On this most recent visit, my favourite flower, the hibiscus, was not in bloom, so I was forced to seek my colour fix in other places.  The brilliant orange of the bird of paradise drew my lens, and I spent most of my time trying to capture it in a unique and interesting way.  With a close-up filter on my 1.4 lens, my depth of field got razor thin – which can be absolutely magical…  except that even the slightest wobble with such a shallow depth of field would throw the focus completely out of whack.  It’s funny how wobbly you realize you are when you are trying to be perfectly still.  A smarter, more prepared photographer would have had a tripod along for cases such as this.  But not me!  I laugh in the face of preparation, and scoff at the mere … well, that’s not entirely true.  I do very much value being prepared, and my camera bag is constantly stocked with all of my other camera supplies…  I just never really think of that poor tripod until it’s too late.  So, again, this shoot was complicated by the fact that I had to focus on keeping myself as still as possible – not to avoid camera shake this time, but simply to keep the focus where I wanted it.

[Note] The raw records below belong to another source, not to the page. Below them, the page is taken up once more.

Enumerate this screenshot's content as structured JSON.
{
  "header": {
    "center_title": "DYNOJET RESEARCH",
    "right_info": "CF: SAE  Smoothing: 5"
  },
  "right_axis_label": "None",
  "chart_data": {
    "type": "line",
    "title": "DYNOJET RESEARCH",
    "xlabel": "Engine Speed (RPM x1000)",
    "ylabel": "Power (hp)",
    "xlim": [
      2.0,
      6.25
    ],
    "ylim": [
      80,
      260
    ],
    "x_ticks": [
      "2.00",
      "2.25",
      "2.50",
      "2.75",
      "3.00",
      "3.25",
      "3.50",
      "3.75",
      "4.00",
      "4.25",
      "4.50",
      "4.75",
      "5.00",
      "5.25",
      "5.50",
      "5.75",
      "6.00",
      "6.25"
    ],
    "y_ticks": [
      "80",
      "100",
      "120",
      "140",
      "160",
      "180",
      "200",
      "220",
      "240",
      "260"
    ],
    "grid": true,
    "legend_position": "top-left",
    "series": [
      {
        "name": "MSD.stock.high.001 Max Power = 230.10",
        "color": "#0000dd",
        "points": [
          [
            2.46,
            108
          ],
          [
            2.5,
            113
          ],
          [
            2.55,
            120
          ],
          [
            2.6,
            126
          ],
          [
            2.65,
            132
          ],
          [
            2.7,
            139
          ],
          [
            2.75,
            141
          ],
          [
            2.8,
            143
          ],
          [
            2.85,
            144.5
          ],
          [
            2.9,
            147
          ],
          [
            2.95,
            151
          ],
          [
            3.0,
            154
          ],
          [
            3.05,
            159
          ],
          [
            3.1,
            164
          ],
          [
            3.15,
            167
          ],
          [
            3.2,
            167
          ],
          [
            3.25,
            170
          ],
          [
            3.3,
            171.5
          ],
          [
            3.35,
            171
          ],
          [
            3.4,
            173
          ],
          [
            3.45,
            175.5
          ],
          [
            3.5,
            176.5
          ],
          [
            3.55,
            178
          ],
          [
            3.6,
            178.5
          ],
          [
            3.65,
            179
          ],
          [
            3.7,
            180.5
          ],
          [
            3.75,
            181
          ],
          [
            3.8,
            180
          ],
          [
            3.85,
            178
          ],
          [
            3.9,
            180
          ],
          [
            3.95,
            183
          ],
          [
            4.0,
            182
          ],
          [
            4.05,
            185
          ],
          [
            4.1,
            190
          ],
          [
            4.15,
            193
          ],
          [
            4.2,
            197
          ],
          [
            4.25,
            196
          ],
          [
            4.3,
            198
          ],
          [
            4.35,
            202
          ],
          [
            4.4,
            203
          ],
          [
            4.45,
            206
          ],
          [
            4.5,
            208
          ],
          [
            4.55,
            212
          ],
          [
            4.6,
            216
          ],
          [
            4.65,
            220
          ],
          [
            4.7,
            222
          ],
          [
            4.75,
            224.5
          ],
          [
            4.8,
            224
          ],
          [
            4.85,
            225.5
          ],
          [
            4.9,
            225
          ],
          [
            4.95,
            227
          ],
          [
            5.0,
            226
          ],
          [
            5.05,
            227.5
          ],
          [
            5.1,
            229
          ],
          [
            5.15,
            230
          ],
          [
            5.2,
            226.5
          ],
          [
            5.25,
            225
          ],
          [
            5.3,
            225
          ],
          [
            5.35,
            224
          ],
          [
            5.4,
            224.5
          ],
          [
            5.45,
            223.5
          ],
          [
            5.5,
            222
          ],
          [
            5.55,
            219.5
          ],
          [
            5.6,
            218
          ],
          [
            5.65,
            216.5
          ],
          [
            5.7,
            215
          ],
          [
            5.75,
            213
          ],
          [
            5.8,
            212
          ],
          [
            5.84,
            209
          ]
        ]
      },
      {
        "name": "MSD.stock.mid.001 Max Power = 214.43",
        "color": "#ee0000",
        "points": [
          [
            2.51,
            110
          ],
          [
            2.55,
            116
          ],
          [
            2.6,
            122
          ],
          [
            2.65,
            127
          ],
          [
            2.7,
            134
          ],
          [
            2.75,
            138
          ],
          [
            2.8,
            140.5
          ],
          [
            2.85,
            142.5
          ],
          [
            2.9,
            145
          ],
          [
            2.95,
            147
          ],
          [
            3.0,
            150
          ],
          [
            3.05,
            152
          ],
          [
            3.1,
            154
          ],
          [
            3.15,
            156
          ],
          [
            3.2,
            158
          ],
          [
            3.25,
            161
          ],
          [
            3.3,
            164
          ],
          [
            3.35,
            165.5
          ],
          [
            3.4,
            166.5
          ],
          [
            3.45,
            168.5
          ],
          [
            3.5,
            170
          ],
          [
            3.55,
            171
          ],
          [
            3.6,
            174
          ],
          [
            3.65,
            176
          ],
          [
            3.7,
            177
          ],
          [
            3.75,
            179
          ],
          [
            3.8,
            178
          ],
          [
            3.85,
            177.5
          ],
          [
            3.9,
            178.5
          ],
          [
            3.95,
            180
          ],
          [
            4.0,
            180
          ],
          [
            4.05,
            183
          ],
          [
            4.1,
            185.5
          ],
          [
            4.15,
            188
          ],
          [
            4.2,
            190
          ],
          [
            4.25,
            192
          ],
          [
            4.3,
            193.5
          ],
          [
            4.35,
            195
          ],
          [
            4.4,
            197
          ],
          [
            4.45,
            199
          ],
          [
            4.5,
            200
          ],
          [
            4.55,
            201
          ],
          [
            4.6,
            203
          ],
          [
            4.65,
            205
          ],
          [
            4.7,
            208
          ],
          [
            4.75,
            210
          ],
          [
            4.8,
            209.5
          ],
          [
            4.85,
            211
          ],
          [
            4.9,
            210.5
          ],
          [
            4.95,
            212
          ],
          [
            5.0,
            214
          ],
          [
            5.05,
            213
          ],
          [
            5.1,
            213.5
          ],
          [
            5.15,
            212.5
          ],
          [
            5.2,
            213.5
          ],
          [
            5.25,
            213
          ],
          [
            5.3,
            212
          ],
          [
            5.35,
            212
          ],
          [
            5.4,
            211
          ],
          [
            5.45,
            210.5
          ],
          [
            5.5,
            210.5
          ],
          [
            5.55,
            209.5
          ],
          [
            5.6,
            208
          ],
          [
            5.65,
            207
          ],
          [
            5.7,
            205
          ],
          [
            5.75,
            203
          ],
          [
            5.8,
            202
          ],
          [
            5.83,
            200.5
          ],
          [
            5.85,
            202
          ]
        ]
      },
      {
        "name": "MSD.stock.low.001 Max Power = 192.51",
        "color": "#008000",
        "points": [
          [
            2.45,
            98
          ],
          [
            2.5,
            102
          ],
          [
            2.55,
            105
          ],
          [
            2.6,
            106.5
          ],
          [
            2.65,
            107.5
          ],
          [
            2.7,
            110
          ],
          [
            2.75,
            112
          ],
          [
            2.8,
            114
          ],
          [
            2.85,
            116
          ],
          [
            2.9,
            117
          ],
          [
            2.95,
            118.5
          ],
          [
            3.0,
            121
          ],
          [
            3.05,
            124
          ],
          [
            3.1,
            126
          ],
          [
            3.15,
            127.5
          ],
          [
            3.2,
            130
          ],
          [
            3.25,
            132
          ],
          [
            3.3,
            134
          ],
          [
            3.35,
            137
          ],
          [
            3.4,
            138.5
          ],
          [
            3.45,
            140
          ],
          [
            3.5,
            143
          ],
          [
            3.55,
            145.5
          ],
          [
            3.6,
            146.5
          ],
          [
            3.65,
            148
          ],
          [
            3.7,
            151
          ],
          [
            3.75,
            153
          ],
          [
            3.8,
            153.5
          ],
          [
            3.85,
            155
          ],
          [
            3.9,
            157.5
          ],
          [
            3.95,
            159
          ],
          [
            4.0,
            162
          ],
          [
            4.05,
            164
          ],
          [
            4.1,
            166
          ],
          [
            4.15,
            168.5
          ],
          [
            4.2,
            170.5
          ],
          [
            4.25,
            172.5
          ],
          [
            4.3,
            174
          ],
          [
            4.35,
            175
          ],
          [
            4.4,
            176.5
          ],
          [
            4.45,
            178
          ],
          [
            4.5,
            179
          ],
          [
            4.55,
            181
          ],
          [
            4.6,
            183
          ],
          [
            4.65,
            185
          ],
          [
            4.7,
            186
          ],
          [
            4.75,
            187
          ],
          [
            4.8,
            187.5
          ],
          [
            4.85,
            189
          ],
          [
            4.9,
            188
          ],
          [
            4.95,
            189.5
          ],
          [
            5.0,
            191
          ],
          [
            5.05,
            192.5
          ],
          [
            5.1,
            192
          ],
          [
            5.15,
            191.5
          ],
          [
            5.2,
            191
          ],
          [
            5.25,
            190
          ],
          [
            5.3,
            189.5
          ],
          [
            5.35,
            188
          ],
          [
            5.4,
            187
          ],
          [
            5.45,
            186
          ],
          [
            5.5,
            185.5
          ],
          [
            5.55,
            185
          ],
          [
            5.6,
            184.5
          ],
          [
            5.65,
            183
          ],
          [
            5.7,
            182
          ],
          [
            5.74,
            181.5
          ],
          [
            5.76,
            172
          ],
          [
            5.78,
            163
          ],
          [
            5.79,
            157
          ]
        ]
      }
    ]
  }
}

Despite my knack for providing extra challenges such as this for myself all the time, I’m quite happy with this shot.  It’s a lot more abstract than I usually shoot, but the vibrant colour is just what I need in the middle of this white winter, and I did eventually manage to get that petal curl perfectly in focus.  It will definitely fulfill my colour fix until my next trip to the greenhouse … or Mexico!